Avec ces nominations qui ne doivent rien au hasard, François Hollande entend désormais monopoliser la gestion des affaires européennes, à un mois d’un scrutin européen qui s’annonce désastreux pour la gauche : cette initiative entérine aussi à coup sûr la marginalisation politique de Manuel Valls et du secrétaire d’État aux affaires européennes, Harlem Désir, sur l’ensemble des questions qui touchent l’Europe.
Ce jeu de chaises musicales révèle surtout la connivence politique entre l’UMP et le PS sur ce même terrain européen : à bien examiner leurs parcours ministériels, force est de constater en effet que Jean-Pierre Jouyet, Philippe Léglise-Costa, Lisa Bellulo et Arnaud Magnier collaborent aujourd’hui avec François Hollande, après avoir servi hier Nicolas Sarkozy, en faisant preuve d’une égale fidélité. Cette porosité délétère, qui pèse au sein d’un personnel politico-administratif marqué du sceau de l’endogamie idéologique, confirme une fois de plus le poids considérable des solidarités européistes qui existent actuellement au sommet de l’Etat.

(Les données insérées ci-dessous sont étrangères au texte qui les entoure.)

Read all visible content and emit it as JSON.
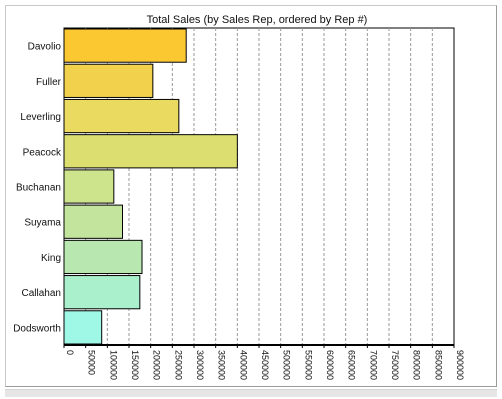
{
  "chart_data": {
    "type": "bar",
    "orientation": "horizontal",
    "title": "Total Sales (by Sales Rep, ordered by Rep #)",
    "xlabel": "",
    "ylabel": "",
    "categories": [
      "Davolio",
      "Fuller",
      "Leverling",
      "Peacock",
      "Buchanan",
      "Suyama",
      "King",
      "Callahan",
      "Dodsworth"
    ],
    "values": [
      282000,
      205000,
      265000,
      400000,
      115000,
      135000,
      180000,
      175000,
      87000
    ],
    "xlim": [
      0,
      900000
    ],
    "ticks": [
      0,
      50000,
      100000,
      150000,
      200000,
      250000,
      300000,
      350000,
      400000,
      450000,
      500000,
      550000,
      600000,
      650000,
      700000,
      750000,
      800000,
      850000,
      900000
    ],
    "tick_labels": [
      "0",
      "50000",
      "100000",
      "150000",
      "200000",
      "250000",
      "300000",
      "350000",
      "400000",
      "450000",
      "500000",
      "550000",
      "600000",
      "650000",
      "700000",
      "750000",
      "800000",
      "850000",
      "900000"
    ],
    "grid": "vertical dashed",
    "legend": "none",
    "bar_colors": [
      "#fcc832",
      "#f2d24c",
      "#eada60",
      "#dcdf70",
      "#cde38c",
      "#c3e49d",
      "#b9e7b0",
      "#aaf0cc",
      "#9ff8e6"
    ],
    "axis_color": "#000000",
    "grid_color": "#9a9a9a"
  }
}
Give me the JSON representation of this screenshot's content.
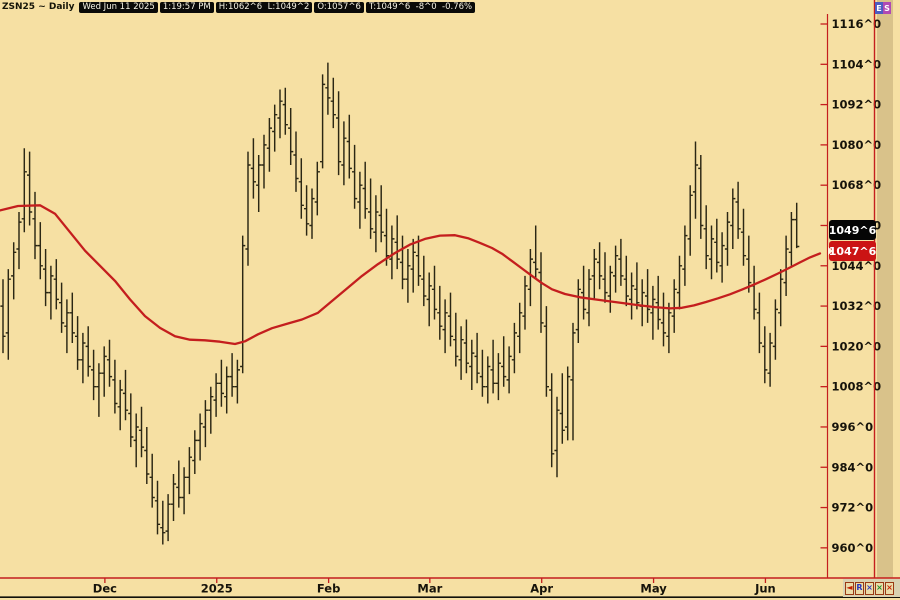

A quatre semaines du scrutin, les Français ne seront pas dupes de la fausse compétition électorale qui opposera sous peu une UMP et un PS que rien ne sépare sur les questions européennes. Loin de ces détestables comédies politiciennes, les listes européennes investies par le FN/RBM offriront en définitive à nos compatriotes la seule véritable alternative politique au vieux système UMPS.